Calculating the Inverse of a Matrix

19ty84 · 2025-10-20 04:25:47 · 学习·文化课

Calculating the Inverse of a Matrix

Calculating the inverse of a 4 \times 4 matrix needs at most 224 steps. Wow.

Step 0

Let

\begin{pmatrix} 2 & 1 & 1 \\ -5 & -3 & -3 \\ 0 & 2 & 0 \end{pmatrix}

be the matrix you want to calculate.

Step 1: Create an Augmented Matrix

Add I to the right-hand side of the matrix. In this example, it becomes

\begin{pmatrix} 2 & 1 & 1 & 1 & 0 & 0\\ -5 & -3 & -3 & 0 & 1 & 0\\ 0 & 2 & 0 & 0 & 0 & 1 \end{pmatrix}

Step 2: Calculating the Reduced Row Echelon Form

I hate this step.

Anyway, you want to make the left-hand side of the matrix to be I. You can do it through row operations:

Swap 2 rows.
Multiply each element in one row by a non-zero constant.
Add a multiple of another row to one row.

If you don't know how to do that, there are a lot of online resources about it.

Finally, we get

\begin{pmatrix} 1 & 0 & 0 & 3 & 1 & 0\\ 0 & 1 & 0 & 0 & 0 & \dfrac{1}{2}\\ 0 & 0 & 1 & -5 & -2 & -\dfrac{1}{2} \end{pmatrix}

Step 3: The right-hand side of this matrix is the inverse of the original matrix.

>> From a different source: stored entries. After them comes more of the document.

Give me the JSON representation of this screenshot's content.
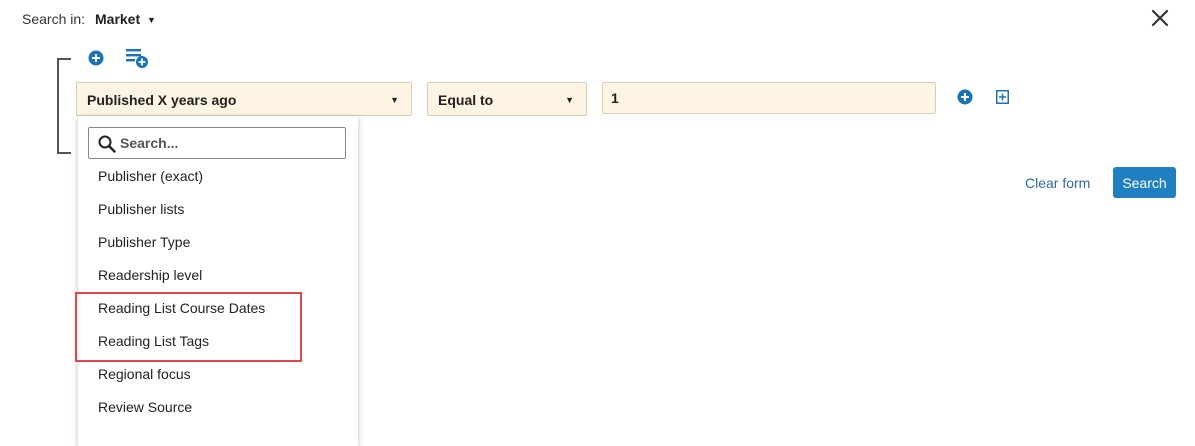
{
  "header": {
    "search_in_label": "Search in:",
    "search_in_value": "Market",
    "caret": "▼"
  },
  "query_row": {
    "field_value": "Published X years ago",
    "operator_value": "Equal to",
    "value_input": "1",
    "caret": "▼"
  },
  "dropdown": {
    "search_placeholder": "Search...",
    "items": [
      "Publisher (exact)",
      "Publisher lists",
      "Publisher Type",
      "Readership level",
      "Reading List Course Dates",
      "Reading List Tags",
      "Regional focus",
      "Review Source"
    ]
  },
  "actions": {
    "clear_form": "Clear form",
    "search": "Search"
  },
  "colors": {
    "accent": "#1f7fc0",
    "field_bg": "#fdf4e3",
    "highlight": "#e0474c",
    "link": "#2f6aa3"
  }
}
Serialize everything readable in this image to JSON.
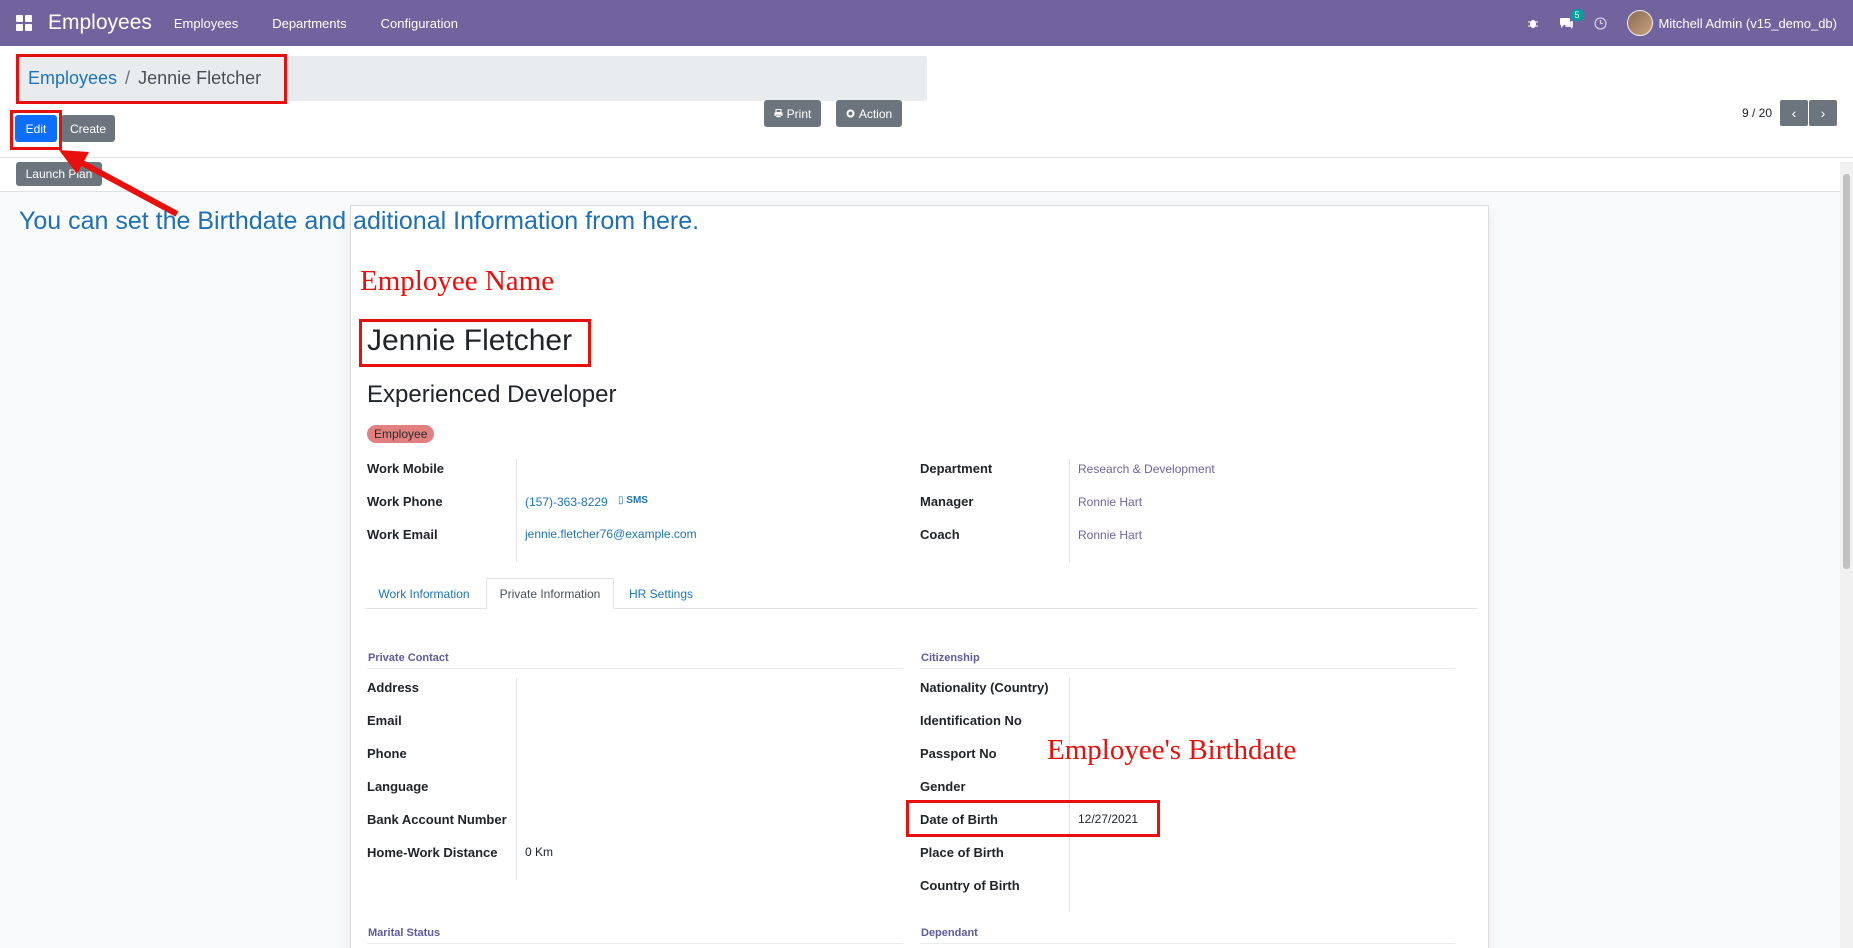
{
  "navbar": {
    "app_title": "Employees",
    "menu": [
      "Employees",
      "Departments",
      "Configuration"
    ],
    "chat_badge": "5",
    "user": "Mitchell Admin (v15_demo_db)"
  },
  "breadcrumb": {
    "parent": "Employees",
    "separator": "/",
    "current": "Jennie Fletcher"
  },
  "buttons": {
    "edit": "Edit",
    "create": "Create",
    "print": "Print",
    "action": "Action",
    "launch_plan": "Launch Plan"
  },
  "pager": {
    "value": "9 / 20"
  },
  "employee": {
    "name": "Jennie Fletcher",
    "job_title": "Experienced Developer",
    "tag": "Employee"
  },
  "contact_fields": [
    {
      "label": "Work Mobile",
      "value": ""
    },
    {
      "label": "Work Phone",
      "value": "(157)-363-8229"
    },
    {
      "label": "Work Email",
      "value": "jennie.fletcher76@example.com"
    }
  ],
  "sms_label": "SMS",
  "org_fields": [
    {
      "label": "Department",
      "value": "Research & Development"
    },
    {
      "label": "Manager",
      "value": "Ronnie Hart"
    },
    {
      "label": "Coach",
      "value": "Ronnie Hart"
    }
  ],
  "tabs": [
    "Work Information",
    "Private Information",
    "HR Settings"
  ],
  "active_tab": "Private Information",
  "private_contact": {
    "title": "Private Contact",
    "fields": [
      {
        "label": "Address",
        "value": ""
      },
      {
        "label": "Email",
        "value": ""
      },
      {
        "label": "Phone",
        "value": ""
      },
      {
        "label": "Language",
        "value": ""
      },
      {
        "label": "Bank Account Number",
        "value": ""
      },
      {
        "label": "Home-Work Distance",
        "value": "0  Km"
      }
    ]
  },
  "citizenship": {
    "title": "Citizenship",
    "fields": [
      {
        "label": "Nationality (Country)",
        "value": ""
      },
      {
        "label": "Identification No",
        "value": ""
      },
      {
        "label": "Passport No",
        "value": ""
      },
      {
        "label": "Gender",
        "value": ""
      },
      {
        "label": "Date of Birth",
        "value": "12/27/2021"
      },
      {
        "label": "Place of Birth",
        "value": ""
      },
      {
        "label": "Country of Birth",
        "value": ""
      }
    ]
  },
  "section_titles": {
    "marital": "Marital Status",
    "dependant": "Dependant"
  },
  "annotations": {
    "instruction": "You can set the Birthdate and aditional Information from here.",
    "employee_name": "Employee Name",
    "birthdate": "Employee's Birthdate"
  },
  "colors": {
    "navbar": "#71639e",
    "annotation_red": "#e8100d",
    "annotation_blue": "#1f6fb5",
    "tag": "#e28080",
    "primary": "#0d6efd"
  }
}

So the inverse of the matrix is

\begin{pmatrix} 3 & 1 & 0 \\ 0 & 0 & \dfrac{1}{2} \\ -5 & -2 & -\dfrac{1}{2} \end{pmatrix}

Why does it work?

Doing a row operation is actually left-multiplying an elementary matrix. When the left-hand side becomes I, the combination of those elementary matrices is A^{-1} because A^{-1}A=I. Since the same operations are done to the right-hand side, it becomes A^{-1}I=A^{-1}.